In an alternate universe to 1940s Paris, the city runs on burning coal, and scientists are being captured by dark forces in order to research weapons for government. The brilliant April (voiced by Marion Cotillard) is a chemist living in secrecy with her talking cat Darwin. Spies, conspiracies, a search for parents, and the creation of a vital serum propel this twisty plot.
The smooth animation is constructed with crisp lines of meticulous detail. And fittingly, the backdrop of Paris along with its rulers are rendered in hazy greyscale, while the citizens and main characters are accentuated with beiges and deep reds, as if they're the only signs of life in a drab dystopia. The film certainly lives up to the "extraordinary" in its title. Tinged with a steampunk aesthetic and sci-fi eccentricity, the story sweeps into distinctly realized settings with frenetic chases and booming action. It's not afraid to get weird, either. The second half contains talking lizards that look like Dinobots. Seriously.

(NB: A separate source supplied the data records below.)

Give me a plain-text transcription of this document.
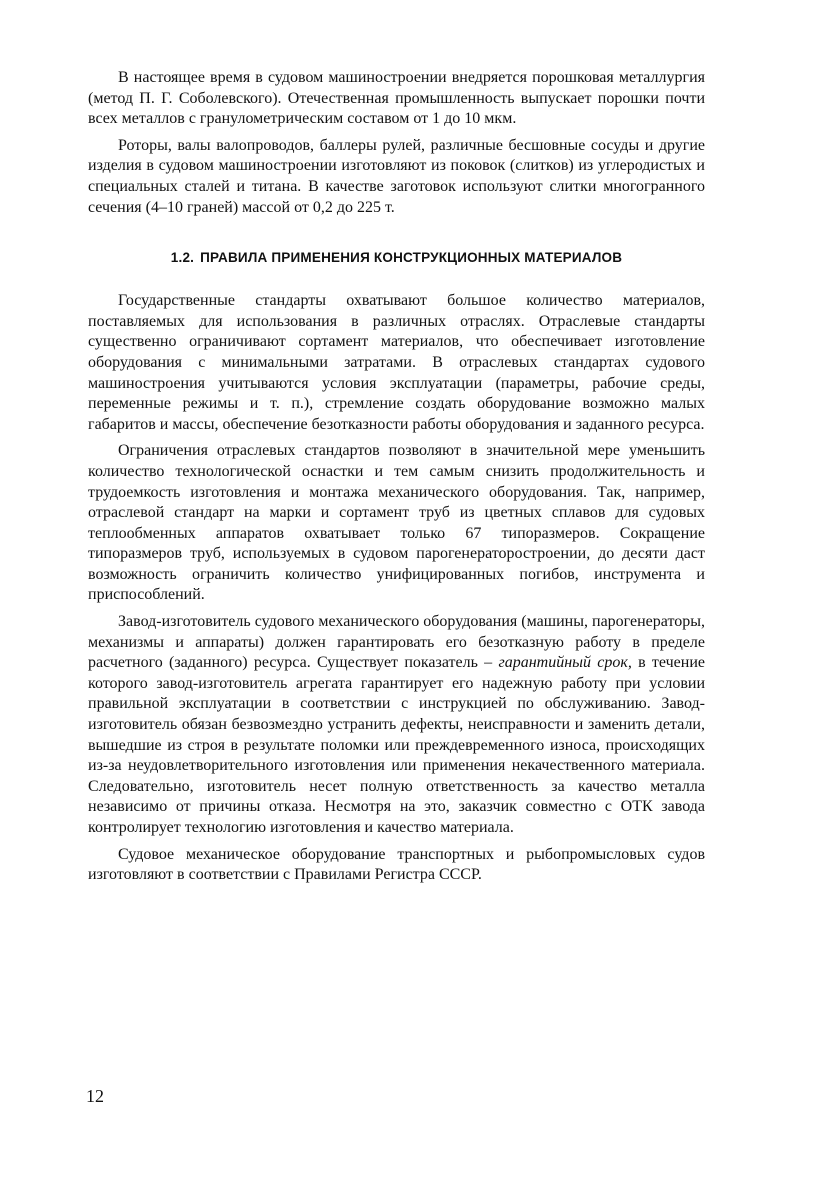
В настоящее время в судовом машиностроении внедряется порошковая металлургия (метод П. Г. Соболевского). Отечественная промышленность выпускает порошки почти всех металлов с гранулометрическим составом от 1 до 10 мкм.

Роторы, валы валопроводов, баллеры рулей, различные бесшовные сосуды и другие изделия в судовом машиностроении изготовляют из поковок (слитков) из углеродистых и специальных сталей и титана. В качестве заготовок используют слитки многогранного сечения (4–10 граней) массой от 0,2 до 225 т.

1.2. ПРАВИЛА ПРИМЕНЕНИЯ КОНСТРУКЦИОННЫХ МАТЕРИАЛОВ

Государственные стандарты охватывают большое количество материалов, поставляемых для использования в различных отраслях. Отраслевые стандарты существенно ограничивают сортамент материалов, что обеспечивает изготовление оборудования с минимальными затратами. В отраслевых стандартах судового машиностроения учитываются условия эксплуатации (параметры, рабочие среды, переменные режимы и т. п.), стремление создать оборудование возможно малых габаритов и массы, обеспечение безотказности работы оборудования и заданного ресурса.

Ограничения отраслевых стандартов позволяют в значительной мере уменьшить количество технологической оснастки и тем самым снизить продолжительность и трудоемкость изготовления и монтажа механического оборудования. Так, например, отраслевой стандарт на марки и сортамент труб из цветных сплавов для судовых теплообменных аппаратов охватывает только 67 типоразмеров. Сокращение типоразмеров труб, используемых в судовом парогенераторостроении, до десяти даст возможность ограничить количество унифицированных погибов, инструмента и приспособлений.

Завод-изготовитель судового механического оборудования (машины, парогенераторы, механизмы и аппараты) должен гарантировать его безотказную работу в пределе расчетного (заданного) ресурса. Существует показатель – гарантийный срок, в течение которого завод-изготовитель агрегата гарантирует его надежную работу при условии правильной эксплуатации в соответствии с инструкцией по обслуживанию. Завод-изготовитель обязан безвозмездно устранить дефекты, неисправности и заменить детали, вышедшие из строя в результате поломки или преждевременного износа, происходящих из-за неудовлетворительного изготовления или применения некачественного материала. Следовательно, изготовитель несет полную ответственность за качество металла независимо от причины отказа. Несмотря на это, заказчик совместно с ОТК завода контролирует технологию изготовления и качество материала.

Судовое механическое оборудование транспортных и рыбопромысловых судов изготовляют в соответствии с Правилами Регистра СССР.

12
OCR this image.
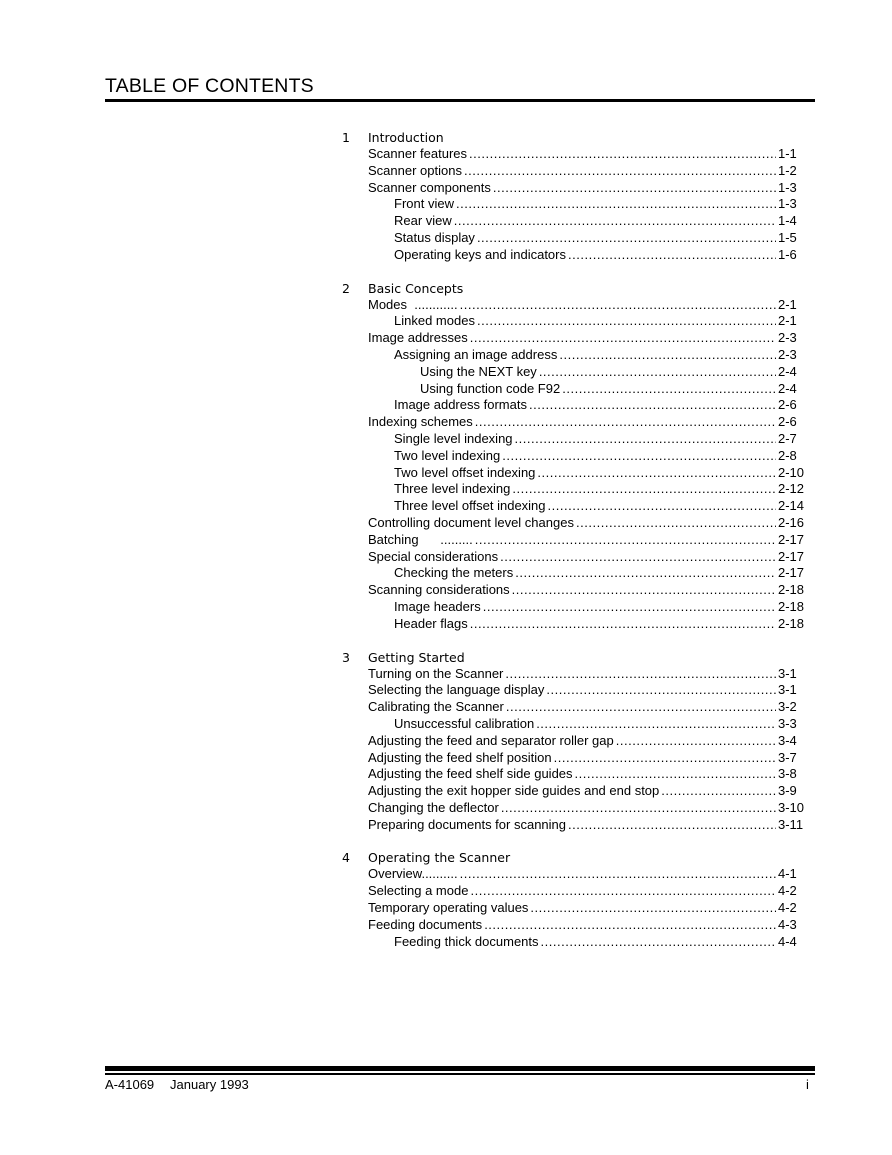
TABLE OF CONTENTS
1 Introduction
Scanner features . . .	1-1
Scanner options . . .	1-2
Scanner components . . .	1-3
Front view . . .	1-3
Rear view . . .	1-4
Status display . . .	1-5
Operating keys and indicators . . .	1-6
2 Basic Concepts
Modes  ............ . . .	2-1
Linked modes . . .	2-1
Image addresses . . .	2-3
Assigning an image address . . .	2-3
Using the NEXT key . . .	2-4
Using function code F92 . . .	2-4
Image address formats . . .	2-6
Indexing schemes . . .	2-6
Single level indexing . . .	2-7
Two level indexing . . .	2-8
Two level offset indexing . . .	2-10
Three level indexing . . .	2-12
Three level offset indexing . . .	2-14
Controlling document level changes . . .	2-16
Batching      ......... . . .	2-17
Special considerations . . .	2-17
Checking the meters . . .	2-17
Scanning considerations . . .	2-18
Image headers . . .	2-18
Header flags . . .	2-18
3 Getting Started
Turning on the Scanner . . .	3-1
Selecting the language display . . .	3-1
Calibrating the Scanner . . .	3-2
Unsuccessful calibration . . .	3-3
Adjusting the feed and separator roller gap . . .	3-4
Adjusting the feed shelf position . . .	3-7
Adjusting the feed shelf side guides . . .	3-8
Adjusting the exit hopper side guides and end stop . . .	3-9
Changing the deflector . . .	3-10
Preparing documents for scanning . . .	3-11
4 Operating the Scanner
Overview.......... . . .	4-1
Selecting a mode . . .	4-2
Temporary operating values . . .	4-2
Feeding documents . . .	4-3
Feeding thick documents . . .	4-4
A-41069 January 1993	i
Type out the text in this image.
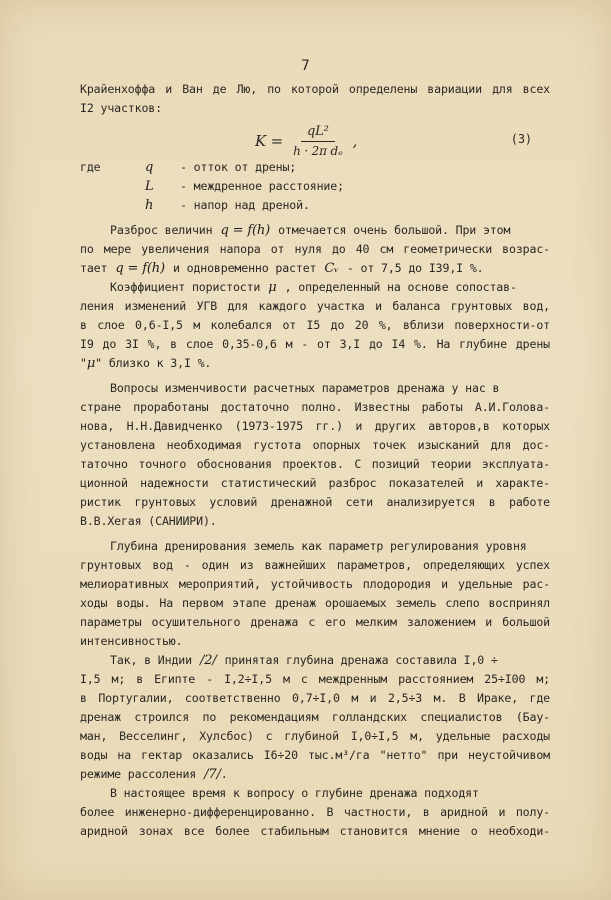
7
Крайенхоффа и Ван де Лю, по которой определены вариации для всех
I2 участков:
$K = \frac{\text{qL²}}{\text{h · 2π dₑ}}$ ,	(3)
где	q - отток от дрены;
L - междренное расстояние;
h - напор над дреной.
Разброс величин q = f(h) отмечается очень большой. При этом
по мере увеличения напора от нуля до 40 см геометрически возрас-
тает q = f(h) и одновременно растет Cᵥ - от 7,5 до I39,I %.
Коэффициент пористости μ , определенный на основе сопостав-
ления изменений УГВ для каждого участка и баланса грунтовых вод,
в слое 0,6-I,5 м колебался от I5 до 20 %, вблизи поверхности-от
I9 до 3I %, в слое 0,35-0,6 м - от 3,I до I4 %. На глубине дрены
"μ" близко к 3,I %.
Вопросы изменчивости расчетных параметров дренажа у нас в
стране проработаны достаточно полно. Известны работы А.И.Голова-
нова, Н.Н.Давидченко (1973-1975 гг.) и других авторов,в которых
установлена необходимая густота опорных точек изысканий для дос-
таточно точного обоснования проектов. С позиций теории эксплуата-
ционной надежности статистический разброс показателей и характе-
ристик грунтовых условий дренажной сети анализируется в работе
В.В.Хегая (САНИИРИ).
Глубина дренирования земель как параметр регулирования уровня
грунтовых вод - один из важнейших параметров, определяющих успех
мелиоративных мероприятий, устойчивость плодородия и удельные рас-
ходы воды. На первом этапе дренаж орошаемых земель слепо воспринял
параметры осушительного дренажа с его мелким заложением и большой
интенсивностью.
Так, в Индии /2/ принятая глубина дренажа составила I,0 ÷
I,5 м; в Египте - I,2÷I,5 м с междренным расстоянием 25÷I00 м;
в Португалии, соответственно 0,7÷I,0 м и 2,5÷3 м. В Ираке, где
дренаж строился по рекомендациям голландских специалистов (Бау-
ман, Весселинг, Хулсбос) с глубиной I,0÷I,5 м, удельные расходы
воды на гектар оказались I6÷20 тыс.м³/га "нетто" при неустойчивом
режиме рассоления /7/.
В настоящее время к вопросу о глубине дренажа подходят
более инженерно-дифференцированно. В частности, в аридной и полу-
аридной зонах все более стабильным становится мнение о необходи-
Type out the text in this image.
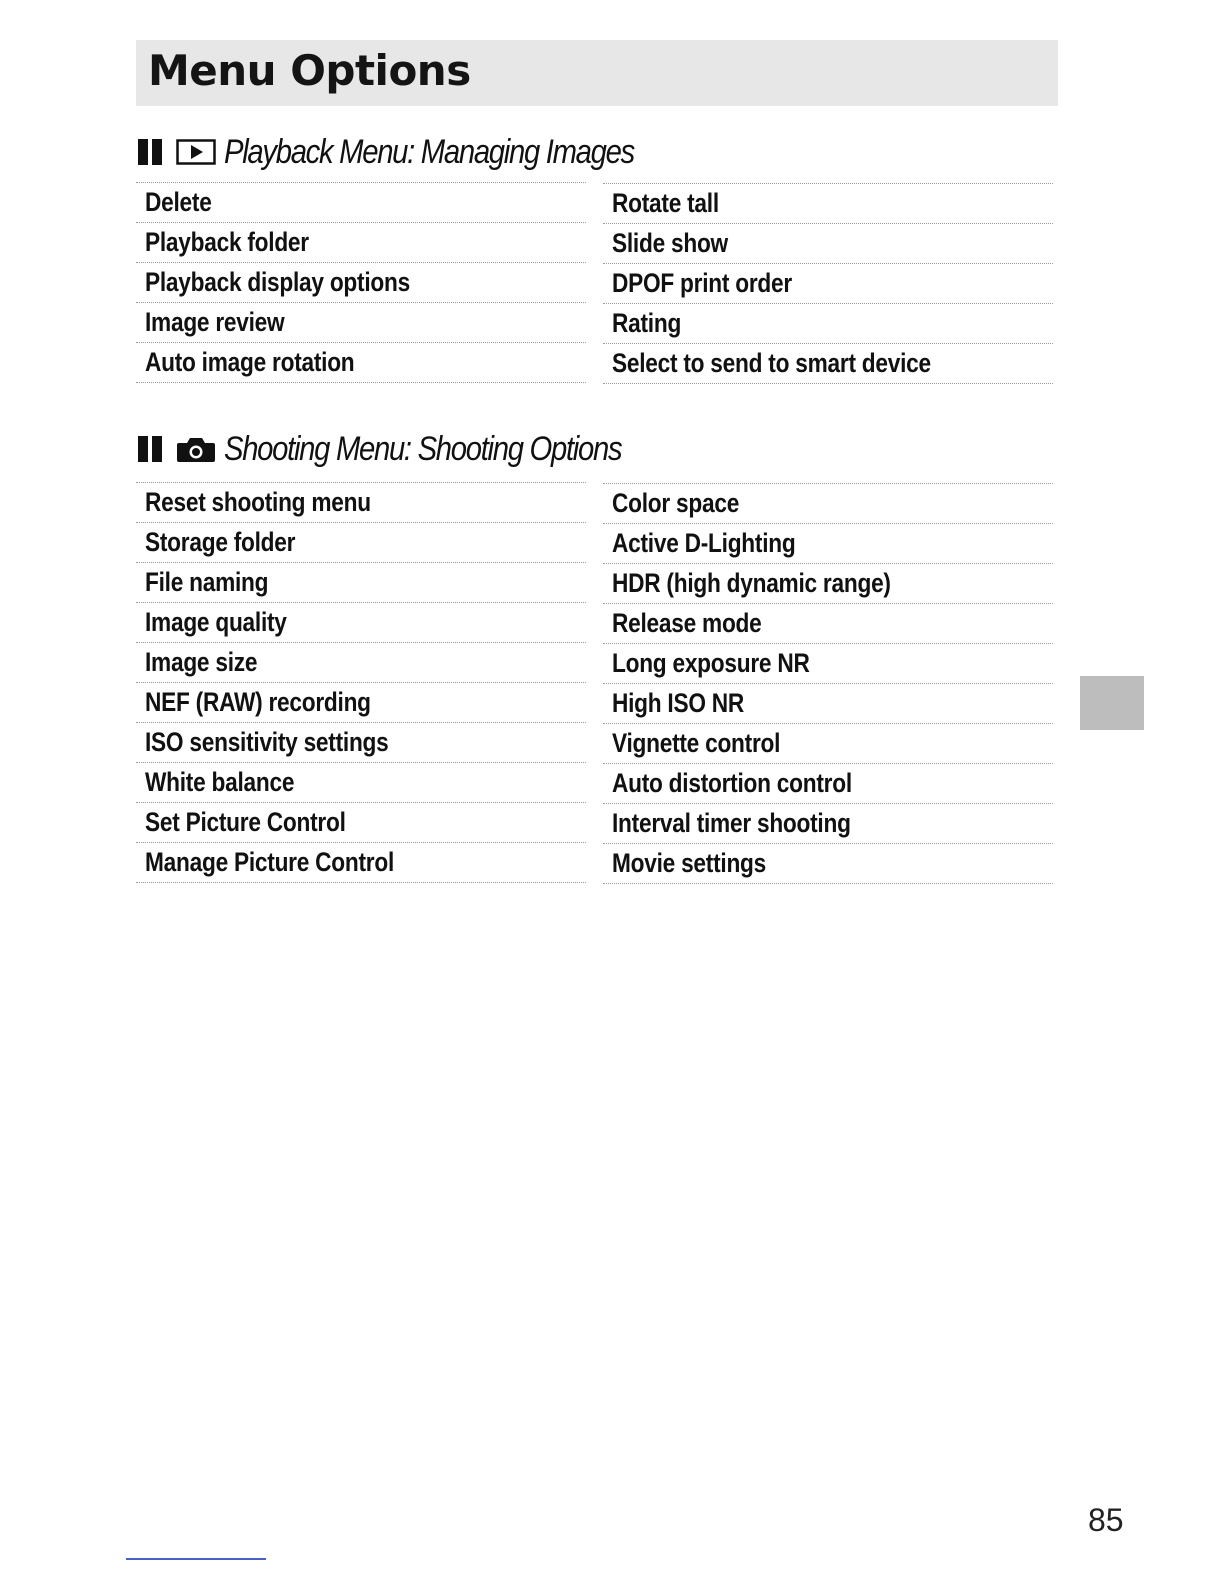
Menu Options
Playback Menu: Managing Images
Delete
Playback folder
Playback display options
Image review
Auto image rotation
Rotate tall
Slide show
DPOF print order
Rating
Select to send to smart device
Shooting Menu: Shooting Options
Reset shooting menu
Storage folder
File naming
Image quality
Image size
NEF (RAW) recording
ISO sensitivity settings
White balance
Set Picture Control
Manage Picture Control
Color space
Active D-Lighting
HDR (high dynamic range)
Release mode
Long exposure NR
High ISO NR
Vignette control
Auto distortion control
Interval timer shooting
Movie settings
85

The narrative floats by with an ecological bend concerning energy and resources, as well as a hypothetical revisionist spin on technological developments. It's also an ode to the important powers of invention and innovation. April and the Extraordinary World didn't make me laugh super hard, nor did it strike heavy emotional gears like some of the bigger animated films from this year, but its wholly unique vision makes it worth the experiment.